With our increasingly busy lives, protecting local waters isn't usually an issue that crosses most people’s minds. But if you value your health and the health of your surroundings then it should. Our well-being is linked to the health of our waters. Our drinking water comes directly from Lake Erie, so protecting the tributaries to the lake ultimately protects our source of water for recreation, while maintaining habitat for native plants and animals.
Most people would be surprised to learn that protecting the huge body of water that is Lake Erie can start with you right in your yard! This is because we all live in the Lake Erie watershed. A watershed is the area of land where all of the water flows into the same place. You can basically picture a watershed as a funnel. So any water that runs off your lawn or down the storm drain will eventually end up in Lake Erie. This is why it is imperative to take care of what goes down the storm drain, because it remains untreated, flowing into your local river and then into Lake Erie.
There are simple things you can do at home to protect our waters while improving your health. We can all be watershed stewards!
Watershed Stewardship Tips
1) Mow High (3 to 4”): Mowing high reverts your landscape to more of a natural system. When grass is higher it outcompetes “weeds” that would otherwise be a problem in your yard. Higher grass means less water, less weeds and that you don’t have to use pesticides, which will eventually run off into our streams.
2) Reduce the amount of grass: 60% of the average American lawn is grass. Planting native plants can help capture runoff while also providing habitat and vegetation for native pollinators.
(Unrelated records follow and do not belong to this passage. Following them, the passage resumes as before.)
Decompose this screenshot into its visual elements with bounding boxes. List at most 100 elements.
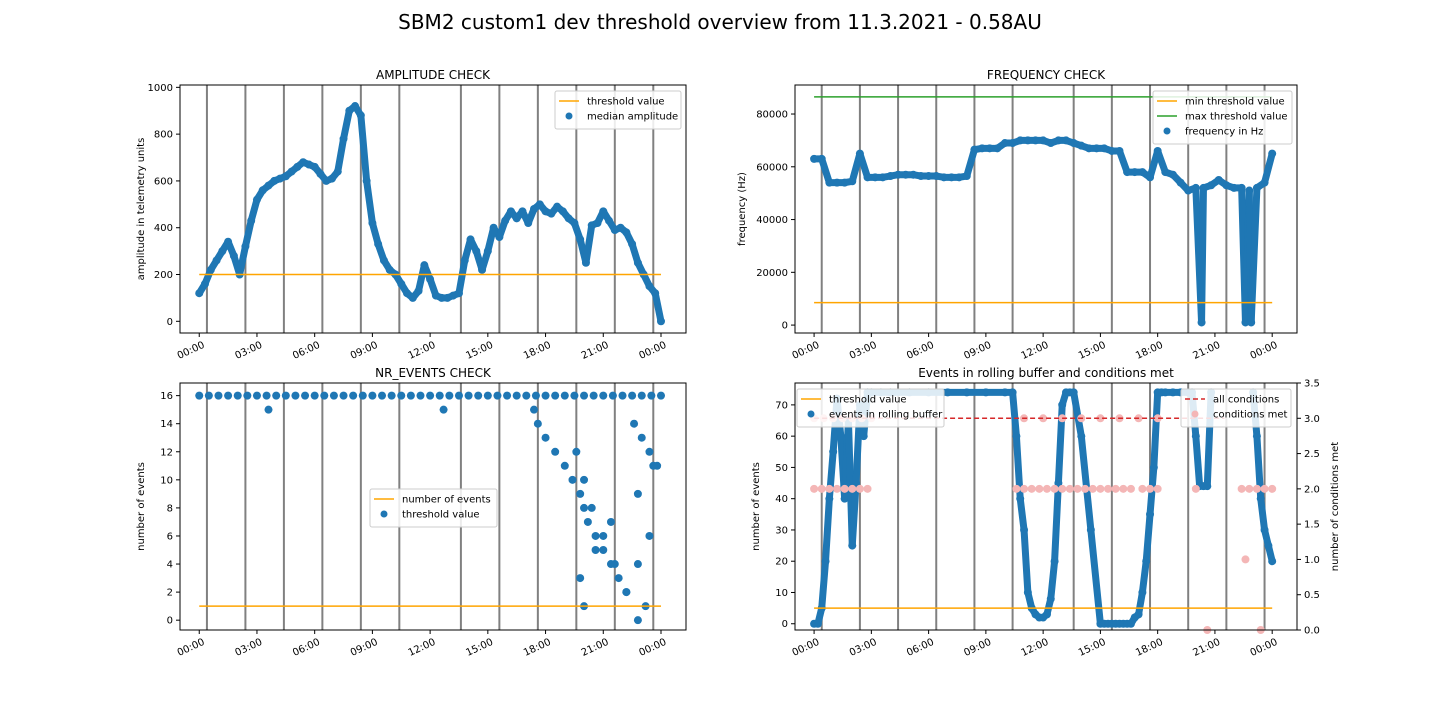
data-point bbox=[628, 391, 637, 400]
y-tick-label: 0 bbox=[167, 317, 173, 328]
data-point bbox=[291, 391, 300, 400]
chart-panel-4: Events in rolling buffer and conditions … bbox=[751, 366, 1341, 659]
conditions-point bbox=[1153, 414, 1162, 423]
data-point bbox=[224, 391, 233, 400]
y-tick-label: 0 bbox=[782, 321, 788, 332]
conditions-point bbox=[848, 484, 857, 493]
y-right-tick-label: 3.0 bbox=[1304, 414, 1320, 425]
y-axis-label: number of events bbox=[136, 462, 147, 551]
data-point bbox=[591, 531, 600, 540]
data-point bbox=[618, 391, 627, 400]
data-point bbox=[533, 419, 542, 428]
y-axis-label: frequency (Hz) bbox=[737, 172, 748, 246]
data-point bbox=[243, 391, 252, 400]
data-point bbox=[649, 461, 658, 470]
legend-label: max threshold value bbox=[1185, 112, 1288, 123]
chart-panel-2: FREQUENCY CHECK 0 20000 40000 60000 80000 freq… bbox=[737, 68, 1298, 362]
conditions-point bbox=[863, 484, 872, 493]
data-trace bbox=[1020, 526, 1032, 596]
data-point bbox=[426, 391, 435, 400]
y-right-tick-label: 1.0 bbox=[1304, 555, 1320, 566]
data-point bbox=[264, 405, 273, 414]
y-tick-label: 600 bbox=[154, 176, 173, 187]
y-tick-label: 40 bbox=[775, 494, 788, 505]
data-trace bbox=[241, 217, 255, 250]
legend-label: median amplitude bbox=[587, 112, 678, 123]
axes-frame bbox=[179, 382, 687, 631]
data-trace bbox=[340, 107, 353, 143]
data-point bbox=[587, 503, 596, 512]
data-trace bbox=[334, 135, 348, 176]
conditions-point bbox=[1111, 484, 1120, 493]
data-point bbox=[576, 574, 585, 583]
data-point bbox=[252, 391, 261, 400]
data-point bbox=[397, 391, 406, 400]
data-point bbox=[560, 391, 569, 400]
conditions-point bbox=[1096, 414, 1105, 423]
conditions-point bbox=[1035, 484, 1044, 493]
data-trace bbox=[582, 221, 596, 267]
data-trace bbox=[1115, 147, 1131, 176]
data-point bbox=[522, 391, 531, 400]
data-trace bbox=[363, 177, 376, 227]
conditions-point bbox=[1245, 484, 1254, 493]
data-point bbox=[214, 391, 223, 400]
data-point bbox=[378, 391, 387, 400]
data-trace bbox=[1192, 432, 1204, 490]
data-point bbox=[320, 391, 329, 400]
data-point bbox=[599, 531, 608, 540]
y-tick-label: 800 bbox=[154, 130, 173, 141]
data-point bbox=[329, 391, 338, 400]
legend-dot-swatch bbox=[1163, 127, 1171, 135]
data-point bbox=[551, 391, 560, 400]
data-trace bbox=[856, 150, 872, 181]
data-point bbox=[591, 546, 600, 555]
legend-label: threshold value bbox=[402, 510, 480, 521]
data-point bbox=[493, 391, 502, 400]
legend-label: all conditions bbox=[1213, 395, 1279, 406]
data-trace bbox=[818, 155, 833, 187]
data-point bbox=[633, 616, 642, 625]
conditions-point bbox=[840, 484, 849, 493]
y-tick-label: 4 bbox=[167, 560, 173, 571]
data-trace bbox=[368, 219, 382, 248]
conditions-point bbox=[1081, 484, 1090, 493]
legend-dot-swatch bbox=[1191, 410, 1199, 418]
data-point bbox=[583, 517, 592, 526]
y-tick-label: 0 bbox=[167, 616, 173, 627]
data-point bbox=[580, 503, 589, 512]
data-trace bbox=[1070, 388, 1085, 440]
data-trace bbox=[848, 479, 860, 550]
conditions-point bbox=[855, 484, 864, 493]
y-tick-label: 10 bbox=[775, 588, 788, 599]
data-trace bbox=[357, 111, 371, 185]
y-tick-label: 8 bbox=[167, 503, 173, 514]
axes-frame bbox=[794, 382, 1298, 631]
data-point bbox=[576, 489, 585, 498]
legend-label: threshold value bbox=[829, 395, 907, 406]
y-tick-label: 40000 bbox=[756, 215, 788, 226]
y-tick-label: 80000 bbox=[756, 110, 788, 121]
data-point bbox=[580, 475, 589, 484]
data-point bbox=[645, 447, 654, 456]
data-trace bbox=[818, 557, 830, 612]
y-tick-label: 2 bbox=[167, 588, 173, 599]
conditions-point bbox=[1241, 555, 1250, 564]
y-axis-label: amplitude in telemetry units bbox=[136, 138, 147, 281]
data-point bbox=[614, 574, 623, 583]
data-point bbox=[568, 475, 577, 484]
conditions-point bbox=[1268, 484, 1277, 493]
conditions-point bbox=[1065, 484, 1074, 493]
y-tick-label: 60 bbox=[775, 432, 788, 443]
data-point bbox=[610, 560, 619, 569]
legend-label: conditions met bbox=[1213, 410, 1288, 421]
legend-label: min threshold value bbox=[1185, 97, 1285, 108]
y-right-tick-label: 1.5 bbox=[1304, 520, 1320, 531]
data-point bbox=[589, 391, 598, 400]
data-point bbox=[606, 517, 615, 526]
data-trace bbox=[1154, 147, 1169, 176]
conditions-point bbox=[832, 484, 841, 493]
data-trace bbox=[1135, 588, 1146, 618]
legend-label: events in rolling buffer bbox=[829, 410, 943, 421]
data-trace bbox=[1077, 432, 1095, 534]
3) Reduce chemicals: Fertilizers and pesticides are usually not needed. Most of us are over-fertilizing, over-watering, and over-spraying our yards. Your lawn will turn brown when it’s hot and dry because it goes dormant until favorable conditions.
4) Leave grass clippings: or mulched leaves to decompose on the lawn over time- their nutrients stay put even if you happen to get significant rain.
5) Collect excess stormwater: If you have areas in your lawn that are wet, consider installing a rain garden. Rain gardens will capture that excess storm water and filter it before it goes into the storm drain. Native plants are recommended because of their deep root systems. Visit our rain garden page for tips on installing and native plants.
6) Install a rain barrel: Rain barrels are another way to catch excess storm water but from your roof. Your roof is a very large impervious surface. Installing even a few rain barrels can help reduce the runoff and also provide fresh water to be used in your garden. Check out our rain barrel page to find a workshop in your area.
7) Re-direct your downspouts: Maybe a rain barrel isn’t your thing or you don’t have room to put one on every downspout. Just re-routing the end of the downspout and extending it into your yard can help naturally filter the water that comes off your roof. But be sure to check that your community allows downspout disconnection.
8) Don't wash your car in your driveway: Washing your car should never be done in your driveway. The problem is that the soap and chemicals run right off your drive into our storm drains and remain untreated. Washing your car on your lawn or at a carwash is key for the health of our rivers.
9) Pick up dog poop: Always pick up doggy-doo! Dispose of any pet waste properly by throwing it away in a garbage can, so that next rain event the dog poop doesn't run directly into our storm drains.
10) Never put anything but rain down the storm drain: Water entering our storm drains does not get treated like our waste waters, so nothing should enter the storm drain. With a little research online you can find somewhere that will take your used fluids or contact the Cuyahoga Solid Waste District or go the their website to find out how to dispose of hazardous waste.